Union organizer beaten
NY hospital workers rally against cops
By Stephen Millies
Queens, N.Y.
Two thousand hospital workers took to the
streets April 29 to protest the police beating of 1199 union
organizer Omar Garcia.
Busload after busload of workers came to Rufus King Park,
across from Mary Immaculate Hospital in Jamaica, Queens. That's
where Garcia was beaten on March 25.
Garcia had left a union meeting in the hospital's cafeteria
and was prevented from returning by guards. New York cops were
called and proceeded to viciously attack the union
organizer.
Eyewitness Tara Cordon-Counts told the crowd of how bloody
Garcia was after the police were through hitting and kicking
him.
Cordon-Counts-who is a licensed practical nurse and an 1199
delegate at Mary Immaculate-told Workers World that the cops
went after Garcia "like you chase a turkey-to kill it."
Garcia said he had to have five stitches below the lip and
three inside his mouth.
The upshot was that the victim of this police beating-Omar
Garcia-faces charges of "resisting arrest" and "disorderly
conduct." The hospital did agree to drop charges of "criminal
tresspass"- their excuse to call the city cops in the first
place.
Trying to intimidate organizing drive
Many of the workers who came to this demonstration know Omar
Garcia personally. All were outraged about police
brutality.
They also knew why Omar Garcia was beaten: to prevent 1199
from organizing the physician's assistants at Mary Immaculate
Hospital.
P.A.s are employees who work under the supervision of a
doctor.

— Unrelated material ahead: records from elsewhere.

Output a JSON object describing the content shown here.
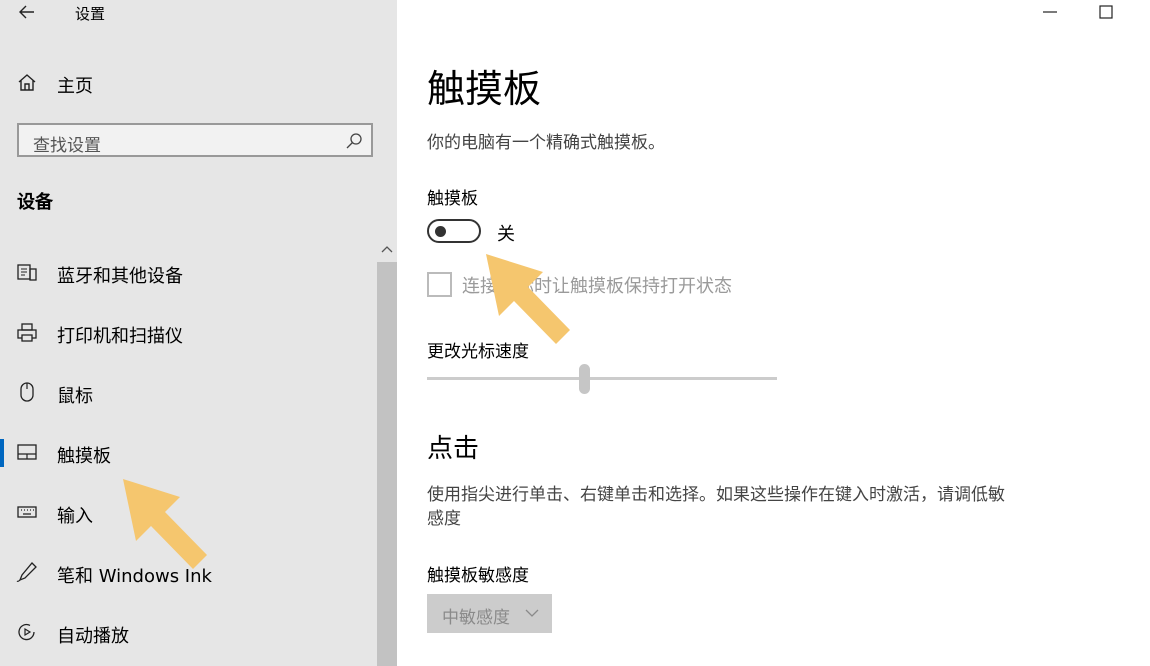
{
  "window": {
    "title": "设置",
    "controls": [
      "minimize-icon",
      "maximize-icon"
    ]
  },
  "sidebar": {
    "home_label": "主页",
    "search_placeholder": "查找设置",
    "section_title": "设备",
    "items": [
      {
        "label": "蓝牙和其他设备",
        "icon": "bluetooth-devices-icon"
      },
      {
        "label": "打印机和扫描仪",
        "icon": "printer-icon"
      },
      {
        "label": "鼠标",
        "icon": "mouse-icon"
      },
      {
        "label": "触摸板",
        "icon": "touchpad-icon",
        "selected": true
      },
      {
        "label": "输入",
        "icon": "keyboard-icon"
      },
      {
        "label": "笔和 Windows Ink",
        "icon": "pen-icon"
      },
      {
        "label": "自动播放",
        "icon": "autoplay-icon"
      }
    ]
  },
  "main": {
    "title": "触摸板",
    "description": "你的电脑有一个精确式触摸板。",
    "touchpad_toggle": {
      "label": "触摸板",
      "state_text": "关",
      "on": false
    },
    "keep_on_checkbox": {
      "label": "连接鼠标时让触摸板保持打开状态",
      "checked": false,
      "enabled": false
    },
    "cursor_speed": {
      "label": "更改光标速度",
      "level_fraction": 0.45
    },
    "taps": {
      "heading": "点击",
      "description": "使用指尖进行单击、右键单击和选择。如果这些操作在键入时激活，请调低敏感度",
      "sensitivity_label": "触摸板敏感度",
      "sensitivity_value": "中敏感度"
    }
  },
  "annotations": {
    "arrow_color": "#f5c66e"
  },
  "accent_color": "#0067c0"
}
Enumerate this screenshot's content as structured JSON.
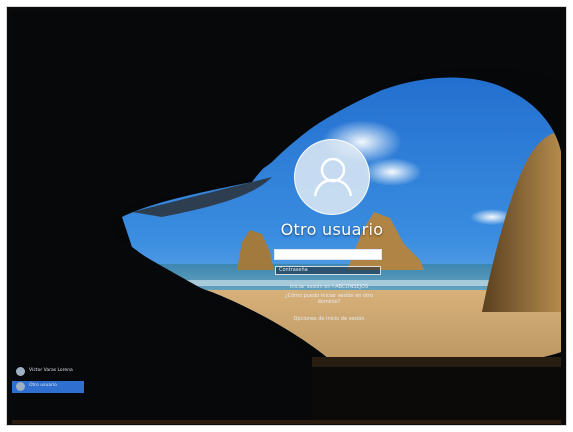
{
  "login": {
    "username": "Otro usuario",
    "password_placeholder": "Contraseña",
    "signin_link": "Iniciar sesión en I-ABCONSEJOS",
    "forgot_link": "¿Cómo puedo iniciar sesión en otro dominio?",
    "options_link": "Opciones de inicio de sesión"
  },
  "users": [
    {
      "name": "Víctor Varas Lorena"
    },
    {
      "name": "Otro usuario"
    }
  ],
  "colors": {
    "sky_top": "#1d6fd6",
    "sky_bottom": "#bfe0f5",
    "sea": "#2a6f95",
    "sand": "#c9a46a",
    "rock": "#8a6a38",
    "selected_user": "#2e6fd0"
  },
  "icons": [
    "user-avatar-icon"
  ]
}
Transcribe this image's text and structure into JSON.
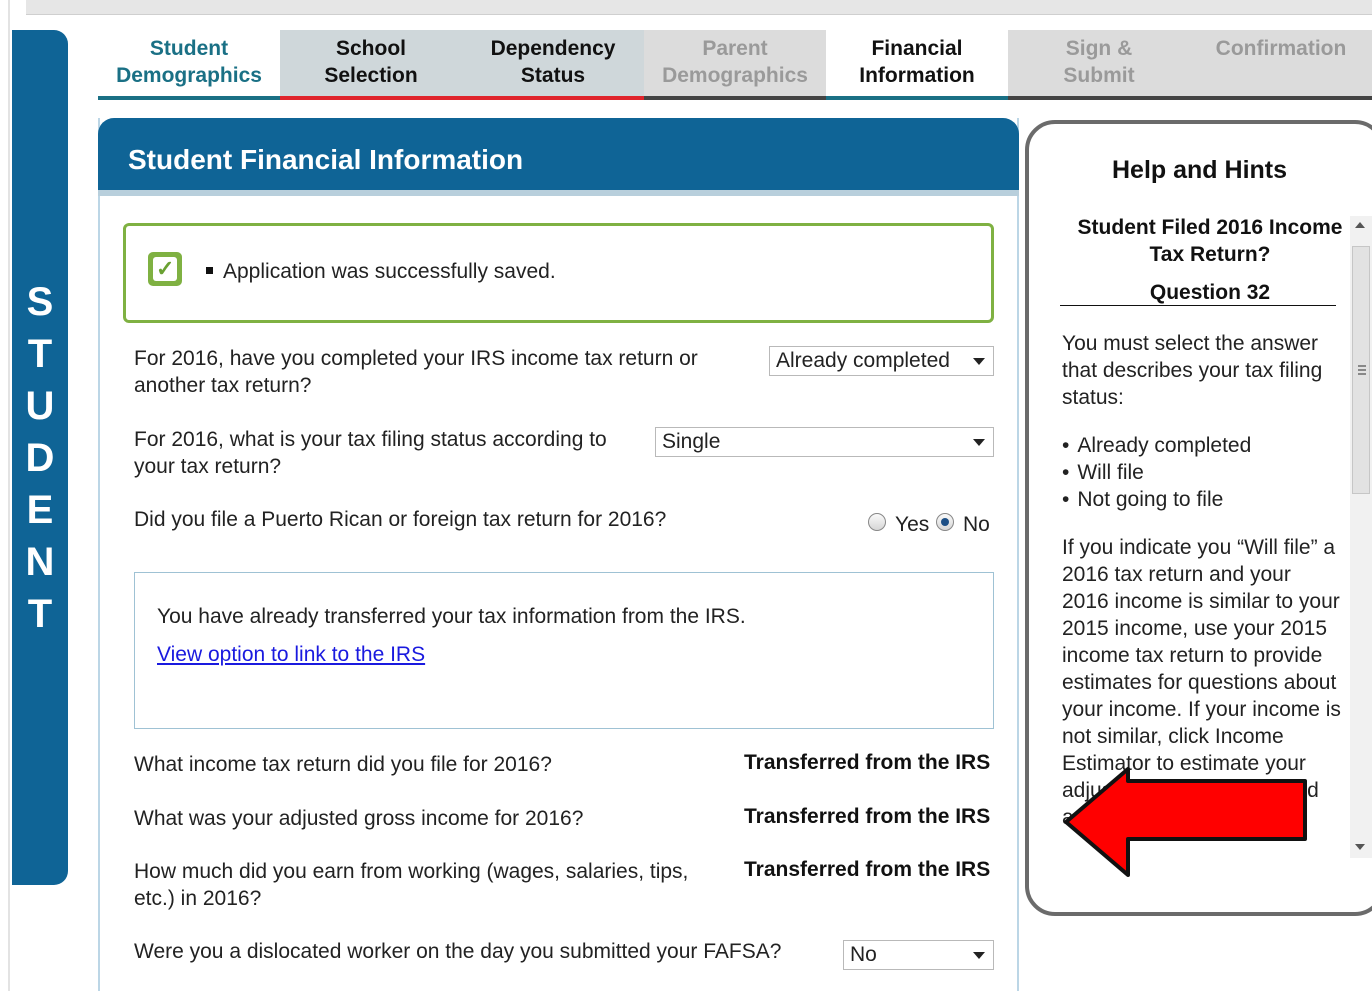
{
  "banner": {
    "letters": [
      "S",
      "T",
      "U",
      "D",
      "E",
      "N",
      "T"
    ]
  },
  "tabs": [
    {
      "line1": "Student",
      "line2": "Demographics",
      "state": "done"
    },
    {
      "line1": "School",
      "line2": "Selection",
      "state": "visited"
    },
    {
      "line1": "Dependency",
      "line2": "Status",
      "state": "visited"
    },
    {
      "line1": "Parent",
      "line2": "Demographics",
      "state": "future"
    },
    {
      "line1": "Financial",
      "line2": "Information",
      "state": "current"
    },
    {
      "line1": "Sign &",
      "line2": "Submit",
      "state": "future"
    },
    {
      "line1": "Confirmation",
      "line2": "",
      "state": "future"
    }
  ],
  "panel": {
    "title": "Student Financial Information"
  },
  "alert": {
    "message": "Application was successfully saved."
  },
  "questions": {
    "tax_return_q": "For 2016, have you completed your IRS income tax return or another tax return?",
    "tax_return_value": "Already completed",
    "filing_status_q": "For 2016, what is your tax filing status according to your tax return?",
    "filing_status_value": "Single",
    "foreign_q": "Did you file a Puerto Rican or foreign tax return for 2016?",
    "foreign_yes": "Yes",
    "foreign_no": "No",
    "foreign_selected": "No",
    "income_tax_q": "What income tax return did you file for 2016?",
    "agi_q": "What was your adjusted gross income for 2016?",
    "earned_q": "How much did you earn from working (wages, salaries, tips, etc.) in 2016?",
    "transferred": "Transferred from the IRS",
    "dislocated_q": "Were you a dislocated worker on the day you submitted your FAFSA?",
    "dislocated_value": "No"
  },
  "irs": {
    "message": "You have already transferred your tax information from the IRS.",
    "link": "View option to link to the IRS"
  },
  "help": {
    "title": "Help and Hints",
    "subtitle": "Student Filed 2016 Income Tax Return?",
    "question": "Question 32",
    "intro": "You must select the answer that describes your tax filing status:",
    "options": [
      "Already completed",
      "Will file",
      "Not going to file"
    ],
    "body": "If you indicate you “Will file” a 2016 tax return and your 2016 income is similar to your 2015 income, use your 2015 income tax return to provide estimates for questions about your income. If your income is not similar, click Income Estimator to estimate your adjusted gross income, and answer"
  },
  "colors": {
    "brand": "#0f6496",
    "success": "#7fb142",
    "accent_red": "#e0242c",
    "arrow": "#ff0000"
  }
}
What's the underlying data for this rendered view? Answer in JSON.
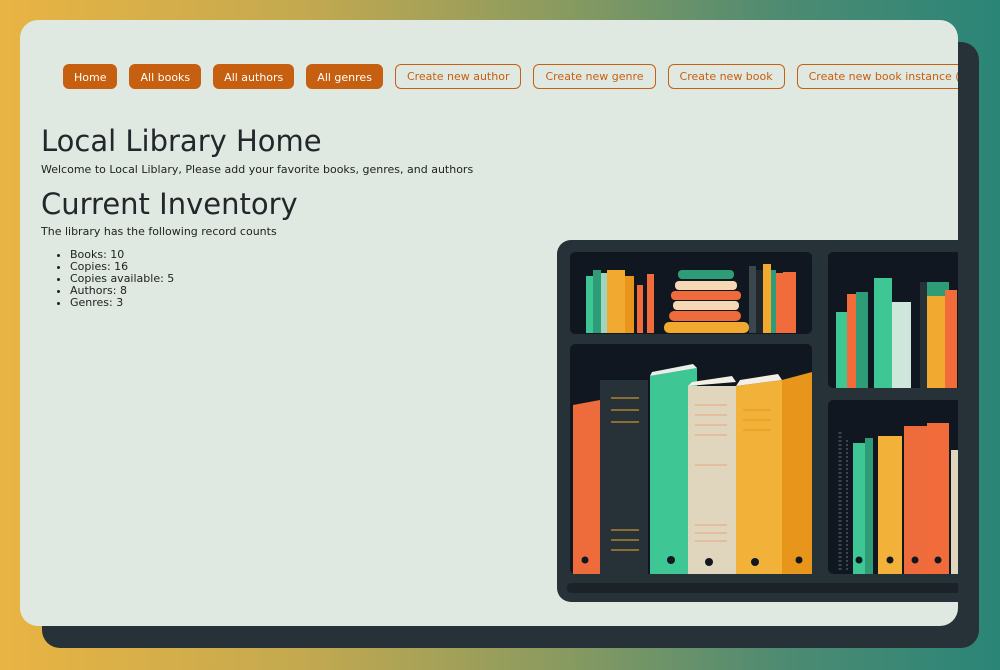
{
  "nav": {
    "items": [
      {
        "label": "Home",
        "style": "solid"
      },
      {
        "label": "All books",
        "style": "solid"
      },
      {
        "label": "All authors",
        "style": "solid"
      },
      {
        "label": "All genres",
        "style": "solid"
      },
      {
        "label": "Create new author",
        "style": "outline"
      },
      {
        "label": "Create new genre",
        "style": "outline"
      },
      {
        "label": "Create new book",
        "style": "outline"
      },
      {
        "label": "Create new book instance (copy)",
        "style": "outline"
      }
    ]
  },
  "main": {
    "title": "Local Library Home",
    "welcome": "Welcome to Local Liblary, Please add your favorite books, genres, and authors",
    "inventory_title": "Current Inventory",
    "inventory_intro": "The library has the following record counts",
    "counts": [
      "Books: 10",
      "Copies: 16",
      "Copies available: 5",
      "Authors: 8",
      "Genres: 3"
    ]
  },
  "theme": {
    "accent": "#c75f10",
    "card_bg": "#e0e8e2",
    "shelf_dark": "#263238"
  },
  "illustration": {
    "icon": "bookshelf-illustration"
  }
}
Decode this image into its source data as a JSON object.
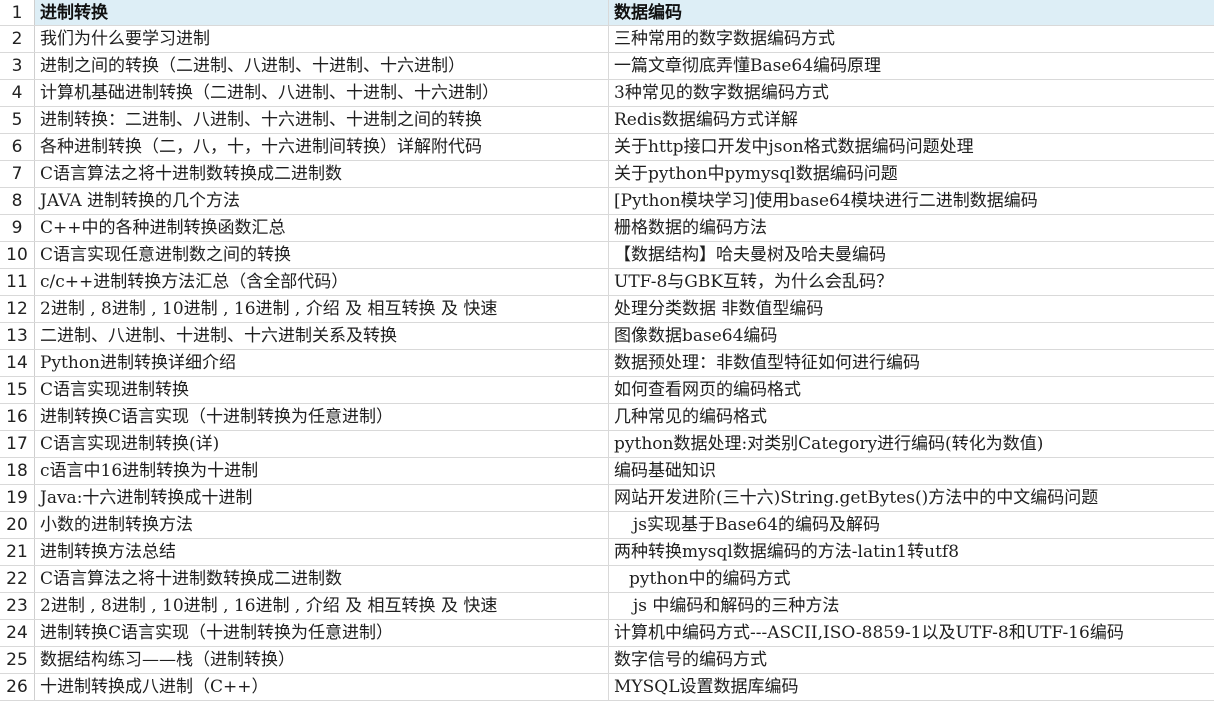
{
  "sheet": {
    "header": {
      "row_number": "1",
      "col_a": "进制转换",
      "col_b": "数据编码"
    },
    "rows": [
      {
        "n": "2",
        "a": "我们为什么要学习进制",
        "b": "三种常用的数字数据编码方式"
      },
      {
        "n": "3",
        "a": "进制之间的转换（二进制、八进制、十进制、十六进制）",
        "b": "一篇文章彻底弄懂Base64编码原理"
      },
      {
        "n": "4",
        "a": "计算机基础进制转换（二进制、八进制、十进制、十六进制）",
        "b": "3种常见的数字数据编码方式"
      },
      {
        "n": "5",
        "a": "进制转换：二进制、八进制、十六进制、十进制之间的转换",
        "b": "Redis数据编码方式详解"
      },
      {
        "n": "6",
        "a": "各种进制转换（二，八，十，十六进制间转换）详解附代码",
        "b": "关于http接口开发中json格式数据编码问题处理"
      },
      {
        "n": "7",
        "a": "C语言算法之将十进制数转换成二进制数",
        "b": "关于python中pymysql数据编码问题"
      },
      {
        "n": "8",
        "a": "JAVA 进制转换的几个方法",
        "b": "[Python模块学习]使用base64模块进行二进制数据编码"
      },
      {
        "n": "9",
        "a": "C++中的各种进制转换函数汇总",
        "b": "栅格数据的编码方法"
      },
      {
        "n": "10",
        "a": "C语言实现任意进制数之间的转换",
        "b": "【数据结构】哈夫曼树及哈夫曼编码"
      },
      {
        "n": "11",
        "a": "c/c++进制转换方法汇总（含全部代码）",
        "b": "UTF-8与GBK互转，为什么会乱码？"
      },
      {
        "n": "12",
        "a": "2进制 , 8进制 , 10进制 , 16进制 , 介绍 及 相互转换 及 快速",
        "b": "处理分类数据 非数值型编码"
      },
      {
        "n": "13",
        "a": "二进制、八进制、十进制、十六进制关系及转换",
        "b": "图像数据base64编码"
      },
      {
        "n": "14",
        "a": "Python进制转换详细介绍",
        "b": "数据预处理：非数值型特征如何进行编码"
      },
      {
        "n": "15",
        "a": "C语言实现进制转换",
        "b": "如何查看网页的编码格式"
      },
      {
        "n": "16",
        "a": "进制转换C语言实现（十进制转换为任意进制）",
        "b": "几种常见的编码格式"
      },
      {
        "n": "17",
        "a": "C语言实现进制转换(详)",
        "b": "python数据处理:对类别Category进行编码(转化为数值)"
      },
      {
        "n": "18",
        "a": "c语言中16进制转换为十进制",
        "b": "编码基础知识"
      },
      {
        "n": "19",
        "a": "Java:十六进制转换成十进制",
        "b": "网站开发进阶(三十六)String.getBytes()方法中的中文编码问题"
      },
      {
        "n": "20",
        "a": "小数的进制转换方法",
        "b": "js实现基于Base64的编码及解码",
        "indent": "indent"
      },
      {
        "n": "21",
        "a": "进制转换方法总结",
        "b": "两种转换mysql数据编码的方法-latin1转utf8"
      },
      {
        "n": "22",
        "a": "C语言算法之将十进制数转换成二进制数",
        "b": "python中的编码方式",
        "indent": "indent-sm"
      },
      {
        "n": "23",
        "a": "2进制 , 8进制 , 10进制 , 16进制 , 介绍 及 相互转换 及 快速",
        "b": "js 中编码和解码的三种方法",
        "indent": "indent"
      },
      {
        "n": "24",
        "a": "进制转换C语言实现（十进制转换为任意进制）",
        "b": "计算机中编码方式---ASCII,ISO-8859-1以及UTF-8和UTF-16编码"
      },
      {
        "n": "25",
        "a": "数据结构练习——栈（进制转换）",
        "b": "数字信号的编码方式"
      },
      {
        "n": "26",
        "a": "十进制转换成八进制（C++）",
        "b": "MYSQL设置数据库编码"
      }
    ]
  }
}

With two to four years of schooling, these workers are
better paid than those in the hospital's housekeeping
department. Or those who have to get up at 3 and 4 a.m. to work
in the kitchen.
But P.A.s are workers who need and want union rights as
well. Omar Garcia was leading this drive at Mary Immaculate. In
spite of the police attack on Garcia, the P.A. voted 54-17 to
be represented by 1199.
Workers from at least a dozen hospitals and nursing homes
attended this protest. Large contingents came from both the
huge Columbia Presbyterian complex in Washington
Heights-northern Manhattan-and the closer Flushing
Hospital.
Garcia told the workers' rally that it was "the opening
salvo" in contract negotiations between 1199 and the hospitals,
expected to start within two months.
This article is copyright under a Creative
Commons License.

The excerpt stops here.